So it’s not that Facebook set out to violate our privacy or help foreign actors undermine democracy, but is unsurprising in retrospect. And Facebook continues to make money from it. What’s different for product leaders/product managers is that we may be pushing against our company’s fundamental financial goals, raising concerns that oppose our top-line metrics. If (for example) we warn consumers with poor credit about the dangers of more credit cards and that lowers our conversion rates, we’ll get tough questions at our next Board meeting.

That illustrates the slipperiness of intentions and decisions early in the product conception cycle, and the need for intellectually honest examination. Long before we start the development cycle or drop MVPs on unsuspecting consumers, have we thought hard about intended and unintended uses? Imagine talking with your CEO about whether your product really serves the needs of end users as well as buyers: would that be a friendly or combative conversation?
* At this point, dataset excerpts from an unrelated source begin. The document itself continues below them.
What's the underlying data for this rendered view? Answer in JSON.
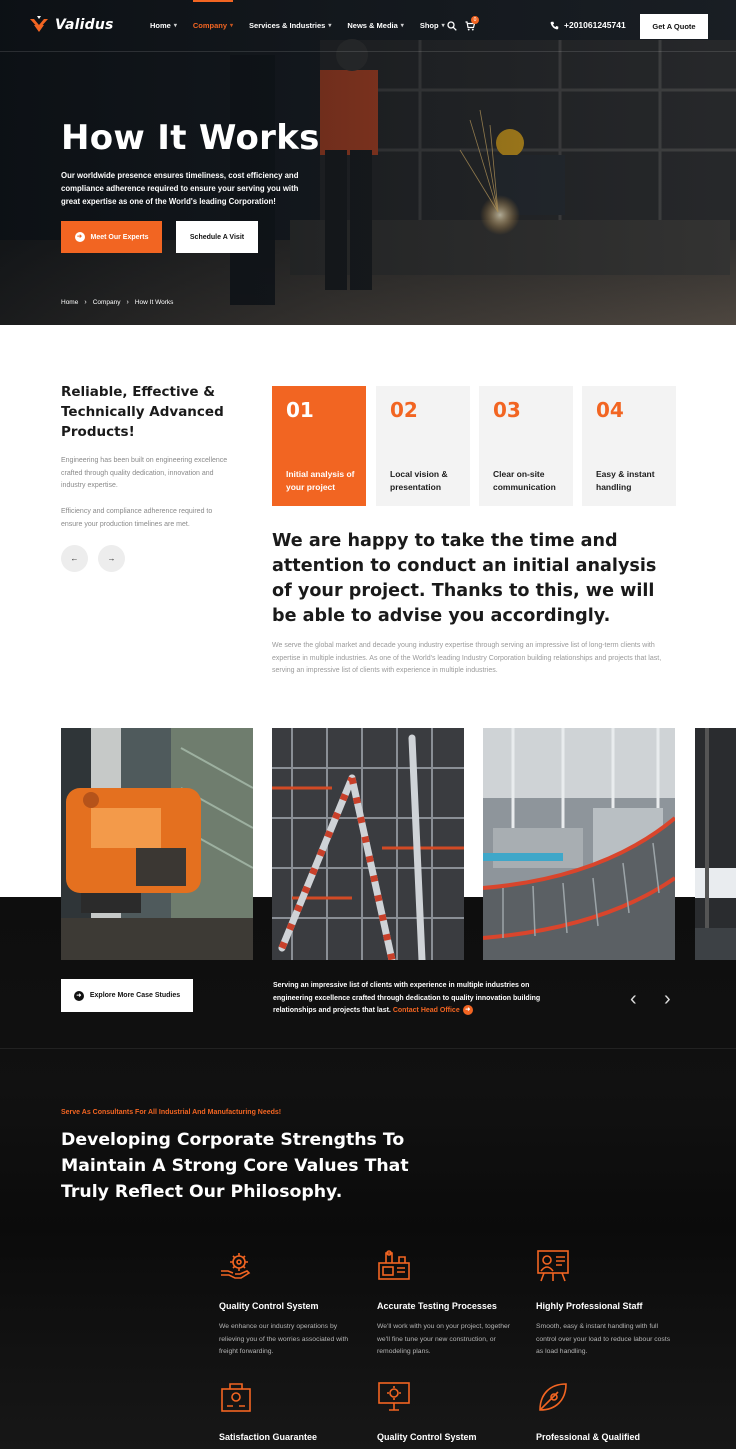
{
  "brand": {
    "name": "Validus",
    "accent": "#f26522"
  },
  "nav": {
    "items": [
      {
        "label": "Home",
        "active": false
      },
      {
        "label": "Company",
        "active": true
      },
      {
        "label": "Services & Industries",
        "active": false
      },
      {
        "label": "News & Media",
        "active": false
      },
      {
        "label": "Shop",
        "active": false
      }
    ],
    "cart_count": "0",
    "phone": "+201061245741",
    "quote_label": "Get A Quote"
  },
  "hero": {
    "title": "How It Works",
    "description": "Our worldwide presence ensures timeliness, cost efficiency and compliance adherence required to ensure your serving you with great expertise as one of the World's leading Corporation!",
    "primary_label": "Meet Our Experts",
    "secondary_label": "Schedule A Visit",
    "breadcrumb": [
      "Home",
      "Company",
      "How It Works"
    ]
  },
  "features": {
    "title": "Reliable, Effective & Technically Advanced Products!",
    "paragraphs": [
      "Engineering has been built on engineering excellence crafted through quality dedication, innovation and industry expertise.",
      "Efficiency and compliance adherence required to ensure your production timelines are met."
    ],
    "steps": [
      {
        "num": "01",
        "label": "Initial analysis of your project",
        "active": true
      },
      {
        "num": "02",
        "label": "Local vision & presentation",
        "active": false
      },
      {
        "num": "03",
        "label": "Clear on-site communication",
        "active": false
      },
      {
        "num": "04",
        "label": "Easy & instant handling",
        "active": false
      }
    ],
    "headline": "We are happy to take the time and attention to conduct an initial analysis of your project. Thanks to this, we will be able to advise you accordingly.",
    "body": "We serve the global market and decade young industry expertise through serving an impressive list of long-term clients with expertise in multiple industries. As one of the World's leading Industry Corporation building relationships and projects that last, serving an impressive list of clients with experience in multiple industries."
  },
  "cases": {
    "explore_label": "Explore More Case Studies",
    "text": "Serving an impressive list of clients with experience in multiple industries on engineering excellence crafted through dedication to quality innovation building relationships and projects that last.",
    "link_label": "Contact Head Office"
  },
  "strengths": {
    "eyebrow": "Serve As Consultants For All Industrial And Manufacturing Needs!",
    "title": "Developing Corporate Strengths To Maintain A Strong Core Values That Truly Reflect Our Philosophy.",
    "services": [
      {
        "icon": "gear-hand-icon",
        "title": "Quality Control System",
        "desc": "We enhance our industry operations by relieving you of the worries associated with freight forwarding."
      },
      {
        "icon": "testing-machine-icon",
        "title": "Accurate Testing Processes",
        "desc": "We'll work with you on your project, together we'll fine tune your new construction, or remodeling plans."
      },
      {
        "icon": "staff-board-icon",
        "title": "Highly Professional Staff",
        "desc": "Smooth, easy & instant handling with full control over your load to reduce labour costs as load handling."
      },
      {
        "icon": "guarantee-icon",
        "title": "Satisfaction Guarantee",
        "desc": ""
      },
      {
        "icon": "monitor-gear-icon",
        "title": "Quality Control System",
        "desc": ""
      },
      {
        "icon": "leaf-gear-icon",
        "title": "Professional & Qualified",
        "desc": ""
      }
    ]
  }
}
I think that forces us to make personal decisions about our employers: whether to work internally, balancing value for all participants and reducing bad outcomes, or quit for companies with cleaner business models. We can vote with our feet. I’ve had this discussion with dozens of product folks considering quitting their current companies. As Arlo Guthrie once asked, “you want to know if I’m moral enough to join the Army, burn women, kids, houses and villages after being a litterbug?
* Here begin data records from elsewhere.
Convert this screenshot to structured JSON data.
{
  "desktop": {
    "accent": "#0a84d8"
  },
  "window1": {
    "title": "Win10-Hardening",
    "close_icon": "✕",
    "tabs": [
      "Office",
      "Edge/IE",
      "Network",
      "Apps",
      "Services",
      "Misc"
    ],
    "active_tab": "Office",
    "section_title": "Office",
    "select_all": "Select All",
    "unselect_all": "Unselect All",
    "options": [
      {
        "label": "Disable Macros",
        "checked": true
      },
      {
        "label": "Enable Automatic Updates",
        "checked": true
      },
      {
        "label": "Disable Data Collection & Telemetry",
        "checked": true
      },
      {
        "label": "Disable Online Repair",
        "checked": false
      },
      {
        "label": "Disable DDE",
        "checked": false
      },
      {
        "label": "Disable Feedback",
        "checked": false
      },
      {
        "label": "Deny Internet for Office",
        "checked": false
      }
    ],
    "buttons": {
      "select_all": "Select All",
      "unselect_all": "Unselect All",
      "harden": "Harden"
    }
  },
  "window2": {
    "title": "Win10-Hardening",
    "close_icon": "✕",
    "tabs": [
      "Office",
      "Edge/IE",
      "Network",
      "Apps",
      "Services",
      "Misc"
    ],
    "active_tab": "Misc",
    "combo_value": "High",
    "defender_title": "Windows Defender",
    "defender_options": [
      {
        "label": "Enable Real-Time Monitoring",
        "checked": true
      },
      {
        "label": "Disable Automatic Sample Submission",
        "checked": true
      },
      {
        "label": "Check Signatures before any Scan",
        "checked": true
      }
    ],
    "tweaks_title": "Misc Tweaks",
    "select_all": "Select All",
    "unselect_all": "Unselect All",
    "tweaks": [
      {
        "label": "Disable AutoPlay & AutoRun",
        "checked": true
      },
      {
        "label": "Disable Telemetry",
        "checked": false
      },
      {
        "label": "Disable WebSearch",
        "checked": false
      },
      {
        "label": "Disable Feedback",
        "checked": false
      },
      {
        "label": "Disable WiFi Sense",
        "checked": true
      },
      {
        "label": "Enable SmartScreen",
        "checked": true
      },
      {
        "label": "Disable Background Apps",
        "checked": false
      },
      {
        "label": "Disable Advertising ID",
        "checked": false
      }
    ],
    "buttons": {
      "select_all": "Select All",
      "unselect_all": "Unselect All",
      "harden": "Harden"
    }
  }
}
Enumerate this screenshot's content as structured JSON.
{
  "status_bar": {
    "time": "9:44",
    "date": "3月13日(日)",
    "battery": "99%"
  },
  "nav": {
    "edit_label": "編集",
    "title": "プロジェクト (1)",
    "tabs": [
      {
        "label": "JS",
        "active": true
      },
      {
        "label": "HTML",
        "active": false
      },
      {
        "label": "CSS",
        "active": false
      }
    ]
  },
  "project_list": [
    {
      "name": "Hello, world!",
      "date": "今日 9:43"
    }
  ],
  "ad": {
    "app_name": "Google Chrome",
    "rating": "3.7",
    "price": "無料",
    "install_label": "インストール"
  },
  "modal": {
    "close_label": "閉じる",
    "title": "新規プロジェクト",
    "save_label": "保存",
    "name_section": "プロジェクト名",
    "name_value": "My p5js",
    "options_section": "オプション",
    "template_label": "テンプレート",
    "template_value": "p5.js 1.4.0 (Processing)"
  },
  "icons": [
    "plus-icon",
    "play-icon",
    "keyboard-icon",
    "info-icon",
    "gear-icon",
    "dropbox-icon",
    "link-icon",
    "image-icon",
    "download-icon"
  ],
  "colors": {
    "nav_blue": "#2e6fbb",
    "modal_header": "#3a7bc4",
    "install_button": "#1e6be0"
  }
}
Privacy Policies Aren’t Enough

Most of our products include a link to some “Privacy” or “Terms of Use” doc with 10-50 pages of legally obfuscated text. We know it’s incomprehensible to most humans, and anything fishy is hidden on page 18. This may protect us from lawsuits, but avoids real responsibility. We might instead apply a sunshine test: If ProPublica or The New York Times accurately described how our company makes money and shares consumer information, would we be embarrassed? For instance, my mobile carrier (Verizon) sells my real-time location data to questionable third parties — but I can’t seem to opt out, or even get answers about who they sell it to. Legalese trumps clarity.

Or perhaps a friends-and-family test: would I recommend this product to my not-very-tech-savvy uncle, or give my preschooler unlimited/unmonitored access to this content? What guardrails would I want before endorsing this to a much wider audience? (Some tech parents are limiting their kids’ screen time.)

Phil Wolff’s construct is a product management moral maturity ladder that widens our allegiance and our duty of care beyond investors and company leadership to include users, buyers, ourselves, our product teams, other employees, and the broader society. Interesting to see how different people would sort such a list.

A Small Call To Action

This seems hard to fix. Tech product managers don’t have a regulatory body to de-certify bad actors, as there are for doctors or lawyers. And we’re deeply involved in new product ideation/validation, with strong financial incentives to work on “winning” products with scalable business models for investors who fund growth at any (social) cost… which invites money-driven self-justification. But now seems like a good time to push for broader accountability within product management and within the C-suite. To stand up for our users and broadly defined stakeholders as well as our investors.